É delicioso ver Eddie Murphy fazendo as mesmas presepadas dos anos 1980. Eu dei muitas gargalhadas ao longo do filme, mas, lembremos, os tempos atuais são outros, o tenho dúvidas se as falsas narrativas criadas por Foley convencem as novas gerações na era da múltipla informação em que descobrimos a vida inteira de uma pessoa com alguns cliques.

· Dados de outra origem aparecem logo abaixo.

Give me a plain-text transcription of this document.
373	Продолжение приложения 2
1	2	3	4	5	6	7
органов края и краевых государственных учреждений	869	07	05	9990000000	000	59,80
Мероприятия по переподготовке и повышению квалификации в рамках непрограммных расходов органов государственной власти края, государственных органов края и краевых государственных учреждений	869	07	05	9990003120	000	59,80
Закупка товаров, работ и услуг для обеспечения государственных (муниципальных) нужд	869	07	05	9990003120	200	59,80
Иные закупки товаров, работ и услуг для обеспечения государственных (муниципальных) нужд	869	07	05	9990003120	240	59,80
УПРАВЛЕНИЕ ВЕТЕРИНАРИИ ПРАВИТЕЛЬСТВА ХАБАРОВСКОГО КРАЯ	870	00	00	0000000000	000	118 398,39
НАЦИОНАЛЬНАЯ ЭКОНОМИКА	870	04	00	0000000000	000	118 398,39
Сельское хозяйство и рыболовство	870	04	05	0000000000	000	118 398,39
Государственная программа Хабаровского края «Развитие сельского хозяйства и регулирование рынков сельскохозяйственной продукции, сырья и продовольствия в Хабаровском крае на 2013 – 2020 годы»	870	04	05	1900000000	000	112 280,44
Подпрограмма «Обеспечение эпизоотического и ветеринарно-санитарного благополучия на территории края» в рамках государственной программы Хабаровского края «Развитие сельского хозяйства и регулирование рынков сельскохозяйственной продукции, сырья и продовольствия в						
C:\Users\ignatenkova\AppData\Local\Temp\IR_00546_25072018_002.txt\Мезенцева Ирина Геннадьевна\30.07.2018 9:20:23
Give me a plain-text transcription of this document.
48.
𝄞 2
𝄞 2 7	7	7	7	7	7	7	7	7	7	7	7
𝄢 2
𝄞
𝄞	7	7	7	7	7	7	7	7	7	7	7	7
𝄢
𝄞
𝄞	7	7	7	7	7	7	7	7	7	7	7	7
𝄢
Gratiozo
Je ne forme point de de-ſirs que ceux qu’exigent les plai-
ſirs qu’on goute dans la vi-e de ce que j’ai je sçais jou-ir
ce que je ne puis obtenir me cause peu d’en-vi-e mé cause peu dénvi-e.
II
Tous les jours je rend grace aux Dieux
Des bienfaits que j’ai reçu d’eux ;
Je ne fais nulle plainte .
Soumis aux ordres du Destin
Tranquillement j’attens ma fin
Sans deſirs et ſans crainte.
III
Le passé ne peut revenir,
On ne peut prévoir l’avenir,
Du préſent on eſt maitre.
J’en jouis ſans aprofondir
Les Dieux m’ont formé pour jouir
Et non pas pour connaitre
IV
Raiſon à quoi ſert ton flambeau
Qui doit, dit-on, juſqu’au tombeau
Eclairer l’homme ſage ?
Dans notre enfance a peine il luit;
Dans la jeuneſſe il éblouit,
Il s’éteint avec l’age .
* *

É preciso exercitar muito a suspensão de descrença para acreditar que Foley é bem-sucedido como policial encrenqueiro graças a seu carisma e criatividade. Funciona demais para o público que cresceu com Foley e tem uma nostalgia desse cinema simples e sem muitas preocupações com frases batidas como “desenvolvimento de personagem” e “não consigo me conectar com o personagem”.
Mas será que Foley conseguiu atingir as camadas mais jovens? Sendo um filme da Netflix, é difícil saber pela falta de parâmetros como a bilheteria. Seja como for, “Um tira da pesada 4” é divertido demais ainda que repita ipsis litteris o estilo de 40 anos atrás.
O que me leva a questão: até onde a nostalgia pode ser boa? Entre Costner e Molloy, penso que repetir os erros do passado é um limite minimamente aceitável. “Horizon” é bonito, mas indigente com os povos indígenas e isso é inaceitável. “Um tira da pesada 4” é demasiado inocente, mas gostoso e divertido demais a ponto de podermos ignorar o cinismo do nosso mundo por pelo menos duas horas.